There is some debate over whether farmed or wild fish is healthier for people, but many opt for wild out of environmental concerns over fish farming. It’s difficult to assess exactly how common and widespread mislabelling is in Canada because limited research has been done, but industry experts are confident saying it’s a major problem.
“In all the studies that have been done, including some in Canada, you come up with roughly the same results,” says Josh Laughren, executive director of Oceana Canada. “Every indication is that it's widespread, systematic. It's something that happens. There's an incentive to do it and it happens fairly often all over the world.”
There’s no requirement in Canada to document the chain of custody for fish, and it’s an industry where many hands touch your food before it reaches the table. Certification programs like the one run by the Marine Stewardship Council (MSC) do exist, but cost fish producers money and aren’t mandatory by law. Also the nature of fishing and fish processing creates opportunities for both error and tampering.
“It is a global commodity and one that's easily mixed. Even in Atlantic Canada, here in a developed nation with a long history and strong regulatory systems, you have hundreds or thousands of owner-operators out there catching fish, so you get several species mixed in on a fishing vessel, then you bring it to the dock and it gets mixed in at the processing plant, then it goes to secondary processing, then out to distribution, then to the restaurant or grocery store,” says Laughren.
The 2011 study analyzed 254 samples from Canadian retail establishments across five metropolitan areas. It used DNA barcoding to determine whether or not the fish inside matched the package. The 2015 Oceana study looked at samples from Chicago, Washington, D.C., New York and Virginia. It found the biggest risk of fraud occurring in restaurants, where 67 per cent of the mislabelled fish were bought.
Bill Wareham, science projects manager for western Canada with the David Suzuki Foundation and one of the founders of Ocean Wise, a sustainable seafood organization, said the chance of being fooled in a restaurant is greater because the fish may be covered in sauces, making it more difficult to discern.
“The telling feature is really, in farmed salmon the fat bar between rows of meat is quite wide - you'll see it's a white strip throughout meat where the muscles meet. You don't get that same fat content in wild fish in the same way,” says Wareham.
Wareham says one of the reasons why the problem is so intractable is because, while dishonest, mislabelling fish is not a health risk.
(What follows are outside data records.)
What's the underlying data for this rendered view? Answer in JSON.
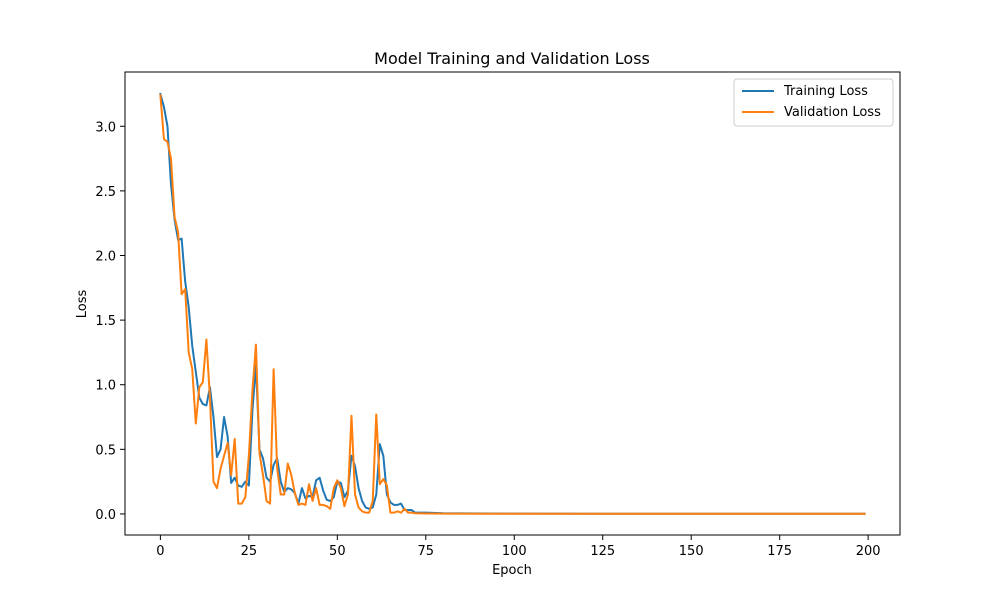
{
  "chart_data": {
    "type": "line",
    "title": "Model Training and Validation Loss",
    "xlabel": "Epoch",
    "ylabel": "Loss",
    "xlim": [
      -10,
      209
    ],
    "ylim": [
      -0.163,
      3.42
    ],
    "x_ticks": [
      0,
      25,
      50,
      75,
      100,
      125,
      150,
      175,
      200
    ],
    "y_ticks": [
      0.0,
      0.5,
      1.0,
      1.5,
      2.0,
      2.5,
      3.0
    ],
    "y_tick_labels": [
      "0.0",
      "0.5",
      "1.0",
      "1.5",
      "2.0",
      "2.5",
      "3.0"
    ],
    "grid": false,
    "legend": {
      "position": "top-right"
    },
    "series": [
      {
        "name": "Training Loss",
        "color": "#1f77b4",
        "points": [
          [
            0,
            3.25
          ],
          [
            1,
            3.15
          ],
          [
            2,
            3.0
          ],
          [
            3,
            2.55
          ],
          [
            4,
            2.28
          ],
          [
            5,
            2.12
          ],
          [
            6,
            2.13
          ],
          [
            7,
            1.8
          ],
          [
            8,
            1.6
          ],
          [
            9,
            1.3
          ],
          [
            10,
            1.1
          ],
          [
            11,
            0.9
          ],
          [
            12,
            0.85
          ],
          [
            13,
            0.84
          ],
          [
            14,
            0.98
          ],
          [
            15,
            0.75
          ],
          [
            16,
            0.44
          ],
          [
            17,
            0.5
          ],
          [
            18,
            0.75
          ],
          [
            19,
            0.6
          ],
          [
            20,
            0.24
          ],
          [
            21,
            0.28
          ],
          [
            22,
            0.22
          ],
          [
            23,
            0.21
          ],
          [
            24,
            0.25
          ],
          [
            25,
            0.22
          ],
          [
            26,
            0.8
          ],
          [
            27,
            1.15
          ],
          [
            28,
            0.5
          ],
          [
            29,
            0.43
          ],
          [
            30,
            0.28
          ],
          [
            31,
            0.25
          ],
          [
            32,
            0.38
          ],
          [
            33,
            0.43
          ],
          [
            34,
            0.25
          ],
          [
            35,
            0.17
          ],
          [
            36,
            0.2
          ],
          [
            37,
            0.19
          ],
          [
            38,
            0.16
          ],
          [
            39,
            0.08
          ],
          [
            40,
            0.2
          ],
          [
            41,
            0.12
          ],
          [
            42,
            0.14
          ],
          [
            43,
            0.13
          ],
          [
            44,
            0.26
          ],
          [
            45,
            0.28
          ],
          [
            46,
            0.18
          ],
          [
            47,
            0.11
          ],
          [
            48,
            0.1
          ],
          [
            49,
            0.13
          ],
          [
            50,
            0.25
          ],
          [
            51,
            0.24
          ],
          [
            52,
            0.13
          ],
          [
            53,
            0.18
          ],
          [
            54,
            0.45
          ],
          [
            55,
            0.37
          ],
          [
            56,
            0.2
          ],
          [
            57,
            0.1
          ],
          [
            58,
            0.05
          ],
          [
            59,
            0.04
          ],
          [
            60,
            0.05
          ],
          [
            61,
            0.15
          ],
          [
            62,
            0.54
          ],
          [
            63,
            0.45
          ],
          [
            64,
            0.15
          ],
          [
            65,
            0.09
          ],
          [
            66,
            0.07
          ],
          [
            67,
            0.07
          ],
          [
            68,
            0.08
          ],
          [
            69,
            0.03
          ],
          [
            70,
            0.03
          ],
          [
            71,
            0.03
          ],
          [
            72,
            0.01
          ],
          [
            75,
            0.01
          ],
          [
            80,
            0.005
          ],
          [
            90,
            0.003
          ],
          [
            100,
            0.002
          ],
          [
            125,
            0.001
          ],
          [
            150,
            0.001
          ],
          [
            175,
            0.001
          ],
          [
            199,
            0.001
          ]
        ]
      },
      {
        "name": "Validation Loss",
        "color": "#ff7f0e",
        "points": [
          [
            0,
            3.24
          ],
          [
            1,
            2.9
          ],
          [
            2,
            2.88
          ],
          [
            3,
            2.75
          ],
          [
            4,
            2.3
          ],
          [
            5,
            2.18
          ],
          [
            6,
            1.7
          ],
          [
            7,
            1.74
          ],
          [
            8,
            1.25
          ],
          [
            9,
            1.12
          ],
          [
            10,
            0.7
          ],
          [
            11,
            0.98
          ],
          [
            12,
            1.02
          ],
          [
            13,
            1.35
          ],
          [
            14,
            0.9
          ],
          [
            15,
            0.25
          ],
          [
            16,
            0.2
          ],
          [
            17,
            0.35
          ],
          [
            18,
            0.45
          ],
          [
            19,
            0.55
          ],
          [
            20,
            0.3
          ],
          [
            21,
            0.58
          ],
          [
            22,
            0.08
          ],
          [
            23,
            0.08
          ],
          [
            24,
            0.13
          ],
          [
            25,
            0.45
          ],
          [
            26,
            0.95
          ],
          [
            27,
            1.31
          ],
          [
            28,
            0.47
          ],
          [
            29,
            0.3
          ],
          [
            30,
            0.1
          ],
          [
            31,
            0.08
          ],
          [
            32,
            1.12
          ],
          [
            33,
            0.35
          ],
          [
            34,
            0.15
          ],
          [
            35,
            0.15
          ],
          [
            36,
            0.39
          ],
          [
            37,
            0.3
          ],
          [
            38,
            0.16
          ],
          [
            39,
            0.07
          ],
          [
            40,
            0.08
          ],
          [
            41,
            0.07
          ],
          [
            42,
            0.23
          ],
          [
            43,
            0.1
          ],
          [
            44,
            0.2
          ],
          [
            45,
            0.07
          ],
          [
            46,
            0.07
          ],
          [
            47,
            0.06
          ],
          [
            48,
            0.04
          ],
          [
            49,
            0.2
          ],
          [
            50,
            0.26
          ],
          [
            51,
            0.2
          ],
          [
            52,
            0.06
          ],
          [
            53,
            0.15
          ],
          [
            54,
            0.76
          ],
          [
            55,
            0.15
          ],
          [
            56,
            0.05
          ],
          [
            57,
            0.02
          ],
          [
            58,
            0.01
          ],
          [
            59,
            0.01
          ],
          [
            60,
            0.1
          ],
          [
            61,
            0.77
          ],
          [
            62,
            0.23
          ],
          [
            63,
            0.27
          ],
          [
            64,
            0.22
          ],
          [
            65,
            0.01
          ],
          [
            66,
            0.01
          ],
          [
            67,
            0.02
          ],
          [
            68,
            0.01
          ],
          [
            69,
            0.04
          ],
          [
            70,
            0.01
          ],
          [
            71,
            0.01
          ],
          [
            72,
            0.005
          ],
          [
            75,
            0.003
          ],
          [
            80,
            0.002
          ],
          [
            90,
            0.001
          ],
          [
            100,
            0.001
          ],
          [
            125,
            0.001
          ],
          [
            150,
            0.001
          ],
          [
            175,
            0.001
          ],
          [
            199,
            0.001
          ]
        ]
      }
    ]
  }
}
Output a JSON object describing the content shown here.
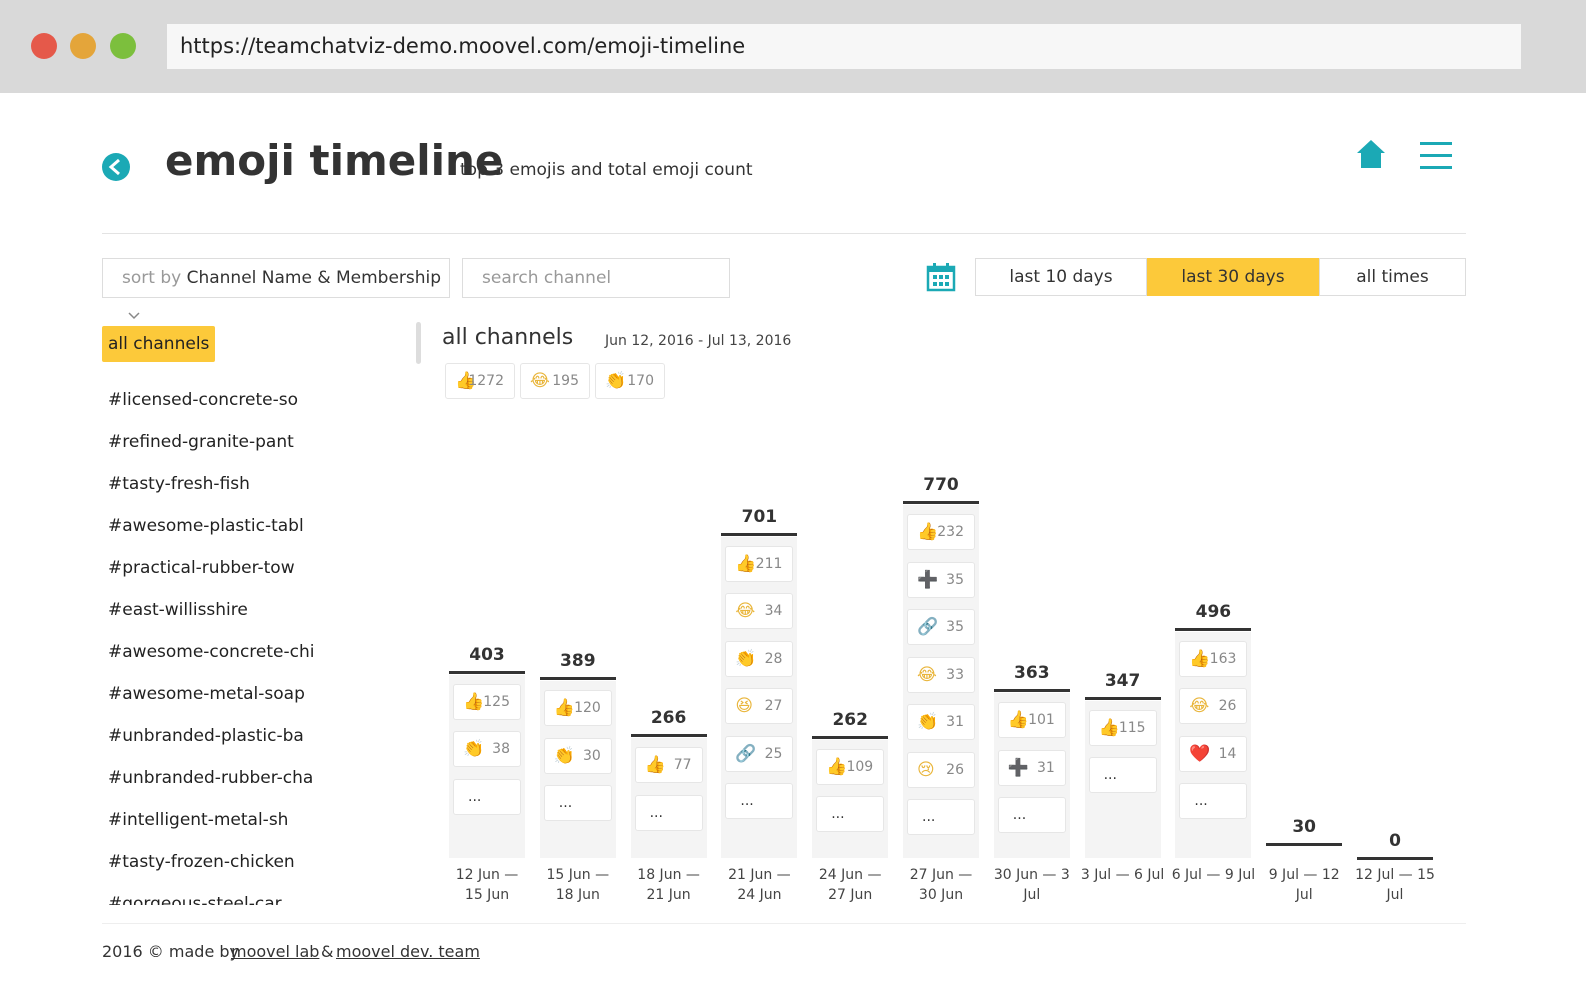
{
  "browser": {
    "url": "https://teamchatviz-demo.moovel.com/emoji-timeline"
  },
  "header": {
    "title": "emoji timeline",
    "subtitle": "top 3 emojis and total emoji count"
  },
  "controls": {
    "sort_prefix": "sort by",
    "sort_value": "Channel Name & Membership",
    "search_placeholder": "search channel",
    "ranges": [
      "last 10 days",
      "last 30 days",
      "all times"
    ],
    "active_range": 1
  },
  "channels": {
    "selected": "all channels",
    "items": [
      "#licensed-concrete-so",
      "#refined-granite-pant",
      "#tasty-fresh-fish",
      "#awesome-plastic-tabl",
      "#practical-rubber-tow",
      "#east-willisshire",
      "#awesome-concrete-chi",
      "#awesome-metal-soap",
      "#unbranded-plastic-ba",
      "#unbranded-rubber-cha",
      "#intelligent-metal-sh",
      "#tasty-frozen-chicken",
      "#gorgeous-steel-car"
    ]
  },
  "panel": {
    "title": "all channels",
    "date_range": "Jun 12, 2016 - Jul 13, 2016",
    "top_emojis": [
      {
        "emoji": "👍",
        "count": 1272
      },
      {
        "emoji": "😂",
        "count": 195
      },
      {
        "emoji": "👏",
        "count": 170
      }
    ]
  },
  "timeline": [
    {
      "total": 403,
      "label": "12 Jun — 15 Jun",
      "emojis": [
        {
          "emoji": "👍",
          "count": 125
        },
        {
          "emoji": "👏",
          "count": 38
        }
      ],
      "more": "..."
    },
    {
      "total": 389,
      "label": "15 Jun — 18 Jun",
      "emojis": [
        {
          "emoji": "👍",
          "count": 120
        },
        {
          "emoji": "👏",
          "count": 30
        }
      ],
      "more": "..."
    },
    {
      "total": 266,
      "label": "18 Jun — 21 Jun",
      "emojis": [
        {
          "emoji": "👍",
          "count": 77
        }
      ],
      "more": "..."
    },
    {
      "total": 701,
      "label": "21 Jun — 24 Jun",
      "emojis": [
        {
          "emoji": "👍",
          "count": 211
        },
        {
          "emoji": "😂",
          "count": 34
        },
        {
          "emoji": "👏",
          "count": 28
        },
        {
          "emoji": "😆",
          "count": 27
        },
        {
          "emoji": "🔗",
          "count": 25
        }
      ],
      "more": "..."
    },
    {
      "total": 262,
      "label": "24 Jun — 27 Jun",
      "emojis": [
        {
          "emoji": "👍",
          "count": 109
        }
      ],
      "more": "..."
    },
    {
      "total": 770,
      "label": "27 Jun — 30 Jun",
      "emojis": [
        {
          "emoji": "👍",
          "count": 232
        },
        {
          "emoji": "➕",
          "count": 35
        },
        {
          "emoji": "🔗",
          "count": 35
        },
        {
          "emoji": "😂",
          "count": 33
        },
        {
          "emoji": "👏",
          "count": 31
        },
        {
          "emoji": "😢",
          "count": 26
        }
      ],
      "more": "..."
    },
    {
      "total": 363,
      "label": "30 Jun — 3 Jul",
      "emojis": [
        {
          "emoji": "👍",
          "count": 101
        },
        {
          "emoji": "➕",
          "count": 31
        }
      ],
      "more": "..."
    },
    {
      "total": 347,
      "label": "3 Jul — 6 Jul",
      "emojis": [
        {
          "emoji": "👍",
          "count": 115
        }
      ],
      "more": "..."
    },
    {
      "total": 496,
      "label": "6 Jul — 9 Jul",
      "emojis": [
        {
          "emoji": "👍",
          "count": 163
        },
        {
          "emoji": "😂",
          "count": 26
        },
        {
          "emoji": "❤️",
          "count": 14
        }
      ],
      "more": "..."
    },
    {
      "total": 30,
      "label": "9 Jul — 12 Jul",
      "emojis": []
    },
    {
      "total": 0,
      "label": "12 Jul — 15 Jul",
      "emojis": []
    }
  ],
  "footer": {
    "text": "2016 © made by",
    "link1": "moovel lab",
    "separator": "&",
    "link2": "moovel dev. team"
  }
}
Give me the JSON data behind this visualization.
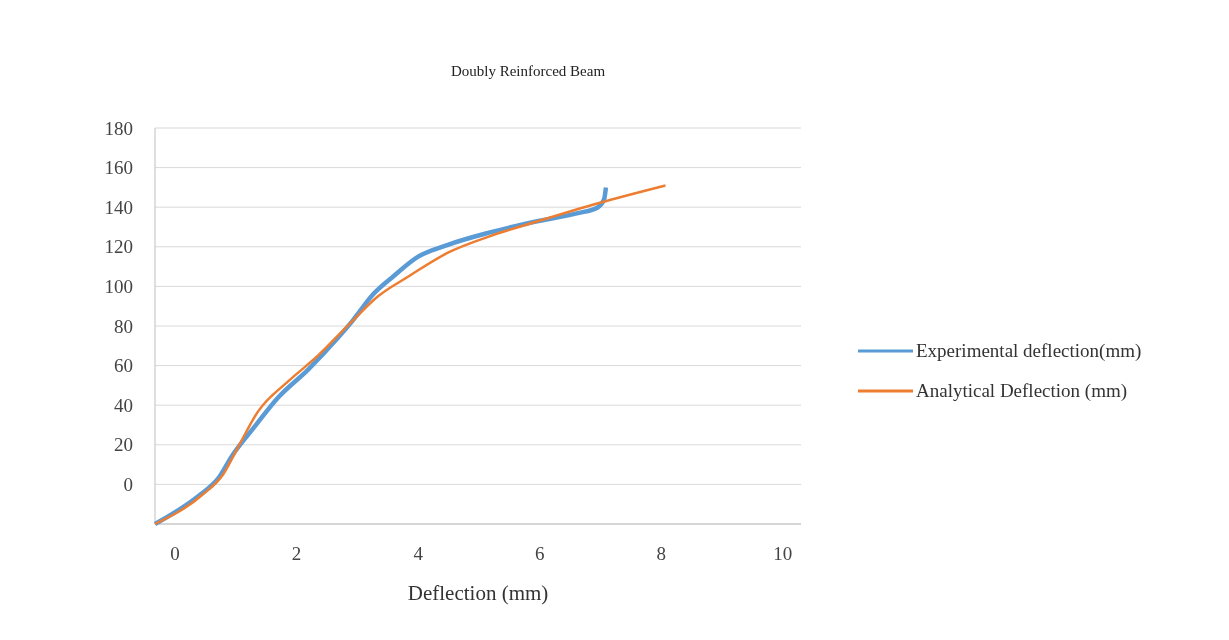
{
  "chart_data": {
    "type": "line",
    "title": "Doubly Reinforced Beam",
    "xlabel": "Deflection (mm)",
    "xlim": [
      -0.33,
      10.3
    ],
    "xticks": [
      0,
      2,
      4,
      6,
      8,
      10
    ],
    "ylim": [
      -20,
      180
    ],
    "yticks": [
      {
        "value": -20,
        "label": null
      },
      0,
      20,
      40,
      60,
      80,
      100,
      120,
      140,
      160,
      180
    ],
    "grid": "y",
    "legend": "right",
    "line_style": "solid",
    "marker": "none",
    "series": [
      {
        "name": "Experimental  deflection(mm)",
        "color": "#5b9bd5",
        "x": [
          -0.33,
          0.38,
          0.71,
          0.95,
          1.28,
          1.7,
          2.19,
          2.68,
          2.93,
          3.26,
          3.59,
          4.0,
          4.49,
          5.15,
          5.98,
          6.63,
          6.96,
          7.06,
          7.09
        ],
        "values": [
          -20,
          -6,
          3,
          15,
          28,
          44,
          58,
          74,
          83,
          96,
          105,
          115,
          121,
          127,
          133,
          137,
          140,
          144,
          150
        ]
      },
      {
        "name": "Analytical Deflection (mm)",
        "color": "#ed7d31",
        "x": [
          -0.33,
          0.46,
          0.79,
          1.04,
          1.37,
          1.86,
          2.35,
          2.9,
          3.34,
          3.84,
          4.49,
          5.15,
          5.98,
          6.96,
          8.07
        ],
        "values": [
          -20,
          -5,
          5,
          19,
          37,
          52,
          65,
          82,
          95,
          105,
          117,
          125,
          133,
          142,
          151
        ]
      }
    ]
  }
}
“Whether you eat a piece of wild salmon or farmed salmon, it's not a health issue — you're not going to die from some disease. It's fraud — people making more money than they should,” says Wareham.
Market and international trade forces are pushing the Canadian fishing industry towards a more transparent supply chain. Startups like ThisFish offer boat-to-table tracking technology and fishmongers such as Hooked, which Donovan and his wife Kristin started five years ago, are giving consumers the ability to know exactly where their fish came from.
There are also international pressures to change. The Comprehensive Economic and Trade Agreement (CETA) between Canada and the EU will open up fish markets that demand a high level of traceability from fish.
“Everywhere people are starting to pay more attention to the food they eat and want more information on it. I really see this only as a growing need for the industry to tackle,” says Laughren.
In the meantime, Laughren and others in the industry recommend asking questions about the origins of the fish being bought. Certifications such as MSC can give reliable information about a fish’s source, but Donovan says the best source is the person handing you the package.
“Know your fishmonger,” says Donovan. “If you go back and you read cookbooks from anywhere prior to 1980, you get to the fish or seafood section, invariably that section opens with that comment. I don't know that that's really changed. I think having that relationship with your fishmonger or butcher is important because there are a lot of nuances in the market that those professionals could help you with.”